2.- Tomar café o té negro a diario, ambas bebidas son altamente acidificantes para el organismo. El café y el té alteran el sistema nervioso y contribuyen a un mayor estrés nutricional. Se pueden tomar en cambio té verde, te rooibos, te blanco o infusiones. Tampoco deberíamos tomar bebidas carbonatadas como coca cola, aunque sea coca cola light o zero, pues también alteran el sistema nervioso, contienen cafeína, son acidificantes y roban nutrientes. Si fueramos a tomar café, podemos tomarlo ocasionalmente mezclado con aceite de coco para evitar que sobreestimule el sistema nervioso, y para que se metabolice mejor en el hígado (ver receta café de cardamomo)

3.- Consumir alimentos muy procesados como pueden ser comidas muy preparadas, o tomar alimentos fritos tipo nachos de maíz a menudo.

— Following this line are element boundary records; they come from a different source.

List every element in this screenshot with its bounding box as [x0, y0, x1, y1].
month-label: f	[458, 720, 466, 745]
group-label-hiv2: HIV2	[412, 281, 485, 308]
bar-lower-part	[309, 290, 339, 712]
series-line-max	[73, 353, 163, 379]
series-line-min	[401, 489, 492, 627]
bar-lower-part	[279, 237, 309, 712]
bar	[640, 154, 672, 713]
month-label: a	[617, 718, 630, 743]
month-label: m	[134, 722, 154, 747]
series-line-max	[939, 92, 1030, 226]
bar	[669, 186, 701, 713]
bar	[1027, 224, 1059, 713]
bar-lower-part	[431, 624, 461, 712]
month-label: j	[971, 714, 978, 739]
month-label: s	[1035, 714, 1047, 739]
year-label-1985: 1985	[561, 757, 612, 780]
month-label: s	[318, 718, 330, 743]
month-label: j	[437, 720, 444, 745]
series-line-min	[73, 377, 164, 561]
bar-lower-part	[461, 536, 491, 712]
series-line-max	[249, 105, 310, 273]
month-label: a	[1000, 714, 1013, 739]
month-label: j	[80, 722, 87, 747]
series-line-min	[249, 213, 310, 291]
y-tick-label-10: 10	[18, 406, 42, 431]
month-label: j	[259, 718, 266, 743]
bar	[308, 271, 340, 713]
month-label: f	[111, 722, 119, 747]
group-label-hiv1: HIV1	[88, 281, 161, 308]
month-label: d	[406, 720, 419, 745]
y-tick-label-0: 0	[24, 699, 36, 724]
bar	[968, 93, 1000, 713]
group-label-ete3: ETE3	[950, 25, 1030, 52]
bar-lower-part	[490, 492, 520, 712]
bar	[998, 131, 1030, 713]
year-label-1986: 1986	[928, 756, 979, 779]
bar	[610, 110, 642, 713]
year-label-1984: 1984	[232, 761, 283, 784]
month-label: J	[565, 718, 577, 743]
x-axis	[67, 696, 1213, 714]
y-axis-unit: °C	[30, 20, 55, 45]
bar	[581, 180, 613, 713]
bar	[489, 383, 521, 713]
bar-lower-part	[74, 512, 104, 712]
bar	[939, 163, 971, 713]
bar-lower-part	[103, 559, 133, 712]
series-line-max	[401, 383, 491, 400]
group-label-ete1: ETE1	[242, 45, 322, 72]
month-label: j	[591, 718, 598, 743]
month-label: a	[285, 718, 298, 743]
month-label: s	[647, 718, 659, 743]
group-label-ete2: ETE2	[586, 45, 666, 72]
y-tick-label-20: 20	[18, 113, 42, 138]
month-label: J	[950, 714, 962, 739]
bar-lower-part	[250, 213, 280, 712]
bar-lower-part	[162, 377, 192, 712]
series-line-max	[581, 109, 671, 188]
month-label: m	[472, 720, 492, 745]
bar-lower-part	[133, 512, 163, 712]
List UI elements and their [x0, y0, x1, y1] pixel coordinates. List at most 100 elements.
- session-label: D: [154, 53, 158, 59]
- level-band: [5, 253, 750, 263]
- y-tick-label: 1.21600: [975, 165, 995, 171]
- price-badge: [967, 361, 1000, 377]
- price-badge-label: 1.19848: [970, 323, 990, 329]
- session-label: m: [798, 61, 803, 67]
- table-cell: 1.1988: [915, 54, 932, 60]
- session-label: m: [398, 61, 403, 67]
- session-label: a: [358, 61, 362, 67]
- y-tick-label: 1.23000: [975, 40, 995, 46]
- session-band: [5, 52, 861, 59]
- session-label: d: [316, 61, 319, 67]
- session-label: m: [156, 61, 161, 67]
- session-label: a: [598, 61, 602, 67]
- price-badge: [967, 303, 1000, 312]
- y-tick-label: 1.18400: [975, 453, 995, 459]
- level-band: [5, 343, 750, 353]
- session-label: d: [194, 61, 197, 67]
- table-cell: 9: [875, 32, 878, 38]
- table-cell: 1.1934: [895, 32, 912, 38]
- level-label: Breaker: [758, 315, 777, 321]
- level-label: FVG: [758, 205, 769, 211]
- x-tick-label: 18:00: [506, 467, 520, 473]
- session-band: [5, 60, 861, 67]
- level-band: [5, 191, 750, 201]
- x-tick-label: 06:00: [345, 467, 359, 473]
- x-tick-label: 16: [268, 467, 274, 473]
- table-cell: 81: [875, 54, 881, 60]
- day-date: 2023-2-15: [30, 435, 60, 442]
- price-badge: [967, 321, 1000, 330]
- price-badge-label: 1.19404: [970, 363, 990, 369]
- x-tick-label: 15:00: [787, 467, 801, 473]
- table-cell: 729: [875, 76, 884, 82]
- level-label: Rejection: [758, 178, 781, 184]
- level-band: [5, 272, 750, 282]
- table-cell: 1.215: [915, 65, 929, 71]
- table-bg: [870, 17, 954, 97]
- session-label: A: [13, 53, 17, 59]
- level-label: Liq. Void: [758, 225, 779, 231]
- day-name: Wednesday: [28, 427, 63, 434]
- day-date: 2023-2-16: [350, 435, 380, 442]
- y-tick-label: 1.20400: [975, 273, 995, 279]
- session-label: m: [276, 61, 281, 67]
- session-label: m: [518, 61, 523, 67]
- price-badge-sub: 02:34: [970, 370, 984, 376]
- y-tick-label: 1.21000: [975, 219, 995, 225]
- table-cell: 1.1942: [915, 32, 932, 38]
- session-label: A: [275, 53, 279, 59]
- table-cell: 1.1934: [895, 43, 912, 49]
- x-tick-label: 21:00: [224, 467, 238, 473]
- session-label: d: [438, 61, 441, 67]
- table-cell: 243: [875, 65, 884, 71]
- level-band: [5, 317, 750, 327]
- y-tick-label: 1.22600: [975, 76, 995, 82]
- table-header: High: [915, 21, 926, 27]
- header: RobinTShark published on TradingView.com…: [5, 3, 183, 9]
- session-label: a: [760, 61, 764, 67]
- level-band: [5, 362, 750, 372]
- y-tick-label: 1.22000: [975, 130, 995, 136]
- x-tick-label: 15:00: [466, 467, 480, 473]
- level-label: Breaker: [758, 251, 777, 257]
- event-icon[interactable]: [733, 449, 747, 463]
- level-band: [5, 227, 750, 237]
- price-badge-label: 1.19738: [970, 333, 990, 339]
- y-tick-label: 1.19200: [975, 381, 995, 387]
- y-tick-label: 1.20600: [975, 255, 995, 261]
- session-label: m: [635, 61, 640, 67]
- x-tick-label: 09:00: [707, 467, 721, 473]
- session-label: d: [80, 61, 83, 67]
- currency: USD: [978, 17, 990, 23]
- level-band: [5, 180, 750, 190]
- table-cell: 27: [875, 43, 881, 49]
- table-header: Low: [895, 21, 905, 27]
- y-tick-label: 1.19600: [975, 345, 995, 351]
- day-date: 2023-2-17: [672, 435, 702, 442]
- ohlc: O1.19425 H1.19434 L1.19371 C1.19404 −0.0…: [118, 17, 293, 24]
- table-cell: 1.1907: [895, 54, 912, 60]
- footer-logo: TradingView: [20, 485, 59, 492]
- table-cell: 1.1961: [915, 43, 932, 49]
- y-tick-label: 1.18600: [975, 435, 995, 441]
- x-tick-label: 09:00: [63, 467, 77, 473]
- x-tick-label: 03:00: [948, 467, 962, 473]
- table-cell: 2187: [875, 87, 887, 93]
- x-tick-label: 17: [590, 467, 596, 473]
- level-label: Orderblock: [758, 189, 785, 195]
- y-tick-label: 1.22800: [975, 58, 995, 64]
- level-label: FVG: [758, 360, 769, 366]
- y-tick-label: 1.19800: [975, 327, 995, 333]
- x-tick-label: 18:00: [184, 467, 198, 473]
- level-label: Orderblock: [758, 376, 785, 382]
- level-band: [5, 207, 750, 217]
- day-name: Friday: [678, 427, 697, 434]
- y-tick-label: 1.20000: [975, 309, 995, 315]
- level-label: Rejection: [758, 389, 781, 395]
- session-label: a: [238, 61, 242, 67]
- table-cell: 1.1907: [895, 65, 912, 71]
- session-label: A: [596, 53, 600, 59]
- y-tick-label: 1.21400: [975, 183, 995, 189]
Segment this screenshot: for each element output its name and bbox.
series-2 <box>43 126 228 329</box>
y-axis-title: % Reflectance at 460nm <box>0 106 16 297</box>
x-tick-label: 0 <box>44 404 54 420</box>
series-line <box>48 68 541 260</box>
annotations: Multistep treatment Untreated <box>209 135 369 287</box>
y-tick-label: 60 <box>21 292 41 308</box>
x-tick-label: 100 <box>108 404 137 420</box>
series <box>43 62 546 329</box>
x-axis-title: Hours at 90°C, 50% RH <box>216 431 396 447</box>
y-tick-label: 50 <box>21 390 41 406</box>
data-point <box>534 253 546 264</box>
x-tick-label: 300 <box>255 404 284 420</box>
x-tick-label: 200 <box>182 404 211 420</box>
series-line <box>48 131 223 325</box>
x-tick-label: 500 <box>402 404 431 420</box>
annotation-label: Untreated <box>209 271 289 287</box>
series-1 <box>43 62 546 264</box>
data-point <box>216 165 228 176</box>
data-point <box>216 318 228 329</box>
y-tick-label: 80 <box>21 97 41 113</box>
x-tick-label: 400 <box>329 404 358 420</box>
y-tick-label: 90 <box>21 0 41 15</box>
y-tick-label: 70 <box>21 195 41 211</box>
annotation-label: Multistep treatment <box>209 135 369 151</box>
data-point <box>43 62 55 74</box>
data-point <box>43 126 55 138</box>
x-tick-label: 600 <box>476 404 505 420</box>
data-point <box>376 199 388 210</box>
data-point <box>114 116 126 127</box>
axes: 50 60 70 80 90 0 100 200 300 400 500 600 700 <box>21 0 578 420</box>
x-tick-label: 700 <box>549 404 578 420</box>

Estos alimentos teóricamente están permitidos en una dieta anticándida, pero son alimentos acidificantes y muy procesados, así como altos en sal.

4.- No tomar licuados y no tomar nada de fruta. La fruta se puede permitir en dosis bajas en una dieta anticándida, sobre todo frutas como manzana o pera, limón o bayas rojas (frambuesas, arándanos, moras, grosellas). Los licuados o batidos verdes a los que se puede añadir una manzana o un limón, ayudan a depurar el organismo y generan un pH correcto tanto intestinal como tisular, ya que son altamente alcalinizantes. Frutas como los arándanos tienen un alto poder antioxidante y ayudan a regenerar y proteger las mucosas vaginales.